Euan Blair’s Multiverse Sees Sales Surge While Annual Losses Balloon to £60M

Euan Blair’s Multiverse Sees Sales Surge While Annual Losses Balloon to £60M

Apprenticeship and workplace training provider Multiverse has posted a 29 per cent rise in sales to £58.4 million for the year ending March 2024, but its losses also deepened, underscoring the high cost of its rapid expansion.

Multiverse’s AI Training Biz Hits a Rough Patch… But There’s Still Business

Founded by Euan Blair, the son of former UK Prime Minister Tony Blair, the company has seen its pre‑tax losses climb to £60.6 million this year, up from £45 million last year. Administrative costs shot up from £77.5 million to a hefty £106.1 million, pulling the financial boat further into the storm.

Why the Numbers Look Rough, Yet the Story’s Still Bright

  • Growth Fuel – Demand for AI‑focused training programmes is booming, and a broader range of industries are embracing apprenticeship‑led workforce development.
  • AI at the Core – About one‑third of UK sales now come from AI‑related programmes.
  • Acquisition Boost – The 2022 purchase of San Francisco‑based Searchlight has lifted gross profit margins from 66 % to 72 %.
  • Well‑Funded Roots – Net assets sit at £131 million with a cash balance of £135.3 million, giving Multiverse plenty of runway for future growth.

From School Leavers to NHS Heroes

Since 2016, Multiverse started by linking school leavers without university degrees to apprenticeship roles backed by employers. Fast‑forward: they’re now reskilling the existing workforce—think doctors, nurses, admin staff, ops managers, and more—so they can harness data to improve patient care, speed up triage, and cut wait times.

“We’re training everyone from doctors and nurses to administrators and operational managers to use data to improve patient care, triage faster, and reduce wait times,” Euan Blair says.

Who’s Absolutely Loving the Upskill Trend?

Employees over 45 are a fast‑growing demographic for Multiverse. Blair notes that mid‑career workers are shot‑up the need for AI‑ready skills.

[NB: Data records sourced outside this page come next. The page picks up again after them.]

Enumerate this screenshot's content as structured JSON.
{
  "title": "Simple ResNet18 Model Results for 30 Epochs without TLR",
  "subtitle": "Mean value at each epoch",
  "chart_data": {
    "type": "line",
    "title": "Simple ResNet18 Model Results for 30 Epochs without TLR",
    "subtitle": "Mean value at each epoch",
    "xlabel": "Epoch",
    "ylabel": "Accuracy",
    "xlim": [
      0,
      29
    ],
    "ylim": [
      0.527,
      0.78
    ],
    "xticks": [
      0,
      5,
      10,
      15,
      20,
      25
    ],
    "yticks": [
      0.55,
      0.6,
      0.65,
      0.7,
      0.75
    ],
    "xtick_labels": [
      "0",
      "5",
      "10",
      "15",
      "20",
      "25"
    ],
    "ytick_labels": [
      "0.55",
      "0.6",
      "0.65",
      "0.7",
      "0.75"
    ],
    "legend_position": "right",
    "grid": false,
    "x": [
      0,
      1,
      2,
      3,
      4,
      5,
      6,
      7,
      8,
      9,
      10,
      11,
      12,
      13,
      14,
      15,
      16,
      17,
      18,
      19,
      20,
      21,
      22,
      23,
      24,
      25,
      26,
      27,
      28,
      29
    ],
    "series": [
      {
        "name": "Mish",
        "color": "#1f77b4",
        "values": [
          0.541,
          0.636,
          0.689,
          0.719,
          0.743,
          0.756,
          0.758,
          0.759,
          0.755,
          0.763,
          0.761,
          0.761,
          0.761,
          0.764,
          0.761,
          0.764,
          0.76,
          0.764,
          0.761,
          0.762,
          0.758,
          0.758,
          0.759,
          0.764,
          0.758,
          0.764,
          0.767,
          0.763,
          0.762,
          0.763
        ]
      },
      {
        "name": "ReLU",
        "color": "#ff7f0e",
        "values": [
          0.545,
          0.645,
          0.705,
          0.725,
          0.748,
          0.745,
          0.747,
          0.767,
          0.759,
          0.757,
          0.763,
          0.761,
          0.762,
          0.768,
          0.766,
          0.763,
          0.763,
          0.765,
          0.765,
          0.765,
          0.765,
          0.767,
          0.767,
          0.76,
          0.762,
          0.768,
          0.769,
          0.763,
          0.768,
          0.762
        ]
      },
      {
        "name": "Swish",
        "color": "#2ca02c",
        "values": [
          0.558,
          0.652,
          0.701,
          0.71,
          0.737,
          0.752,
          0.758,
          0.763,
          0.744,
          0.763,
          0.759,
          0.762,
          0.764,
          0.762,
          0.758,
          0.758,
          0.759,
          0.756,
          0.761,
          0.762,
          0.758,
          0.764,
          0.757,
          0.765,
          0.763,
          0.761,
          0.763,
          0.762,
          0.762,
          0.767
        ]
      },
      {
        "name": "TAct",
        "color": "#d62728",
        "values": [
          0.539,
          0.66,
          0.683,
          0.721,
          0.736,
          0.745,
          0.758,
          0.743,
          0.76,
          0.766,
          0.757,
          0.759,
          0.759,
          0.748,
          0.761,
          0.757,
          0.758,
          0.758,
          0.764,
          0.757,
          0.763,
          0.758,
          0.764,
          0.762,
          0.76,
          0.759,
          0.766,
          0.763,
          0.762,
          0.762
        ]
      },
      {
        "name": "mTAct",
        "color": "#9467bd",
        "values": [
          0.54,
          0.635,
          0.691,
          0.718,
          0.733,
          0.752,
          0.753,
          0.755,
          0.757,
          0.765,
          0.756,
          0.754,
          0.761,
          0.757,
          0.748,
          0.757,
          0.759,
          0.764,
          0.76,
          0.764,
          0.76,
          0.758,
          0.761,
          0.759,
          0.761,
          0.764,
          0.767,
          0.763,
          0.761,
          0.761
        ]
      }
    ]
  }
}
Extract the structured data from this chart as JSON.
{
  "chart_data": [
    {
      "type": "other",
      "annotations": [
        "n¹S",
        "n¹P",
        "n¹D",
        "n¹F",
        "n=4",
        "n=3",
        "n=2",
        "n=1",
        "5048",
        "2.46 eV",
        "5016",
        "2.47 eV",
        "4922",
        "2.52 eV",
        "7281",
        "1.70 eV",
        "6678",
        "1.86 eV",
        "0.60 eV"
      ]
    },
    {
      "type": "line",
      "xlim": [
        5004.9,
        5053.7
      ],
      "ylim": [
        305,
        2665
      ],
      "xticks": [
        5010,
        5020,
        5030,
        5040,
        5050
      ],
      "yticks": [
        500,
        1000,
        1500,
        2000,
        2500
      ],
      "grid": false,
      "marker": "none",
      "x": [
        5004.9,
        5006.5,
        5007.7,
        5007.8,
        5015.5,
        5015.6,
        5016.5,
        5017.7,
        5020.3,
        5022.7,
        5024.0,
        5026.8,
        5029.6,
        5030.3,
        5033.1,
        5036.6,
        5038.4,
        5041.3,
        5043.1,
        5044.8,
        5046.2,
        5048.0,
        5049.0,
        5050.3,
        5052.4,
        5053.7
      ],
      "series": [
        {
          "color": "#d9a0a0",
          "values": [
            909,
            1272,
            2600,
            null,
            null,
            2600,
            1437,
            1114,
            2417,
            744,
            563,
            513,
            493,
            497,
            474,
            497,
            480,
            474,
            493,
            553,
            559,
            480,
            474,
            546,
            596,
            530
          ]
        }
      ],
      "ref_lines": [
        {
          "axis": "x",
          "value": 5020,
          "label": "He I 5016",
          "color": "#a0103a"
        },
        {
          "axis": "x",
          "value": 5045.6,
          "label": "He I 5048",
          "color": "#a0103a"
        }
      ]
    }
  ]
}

“Technology alone isn’t going to shift productivity
in the public or private sectors if we don’t focus on reskilling,”
he adds. “History shows that large gov‑spend on tech doesn’t deliver unless skills and adoption are nailed down.”

What’s Next?

Despite the widening losses, Multiverse remains firmly planted at the centre of the UK’s digital skills revolution. Level up—time to prove that sales momentum turns into sustainable profitability.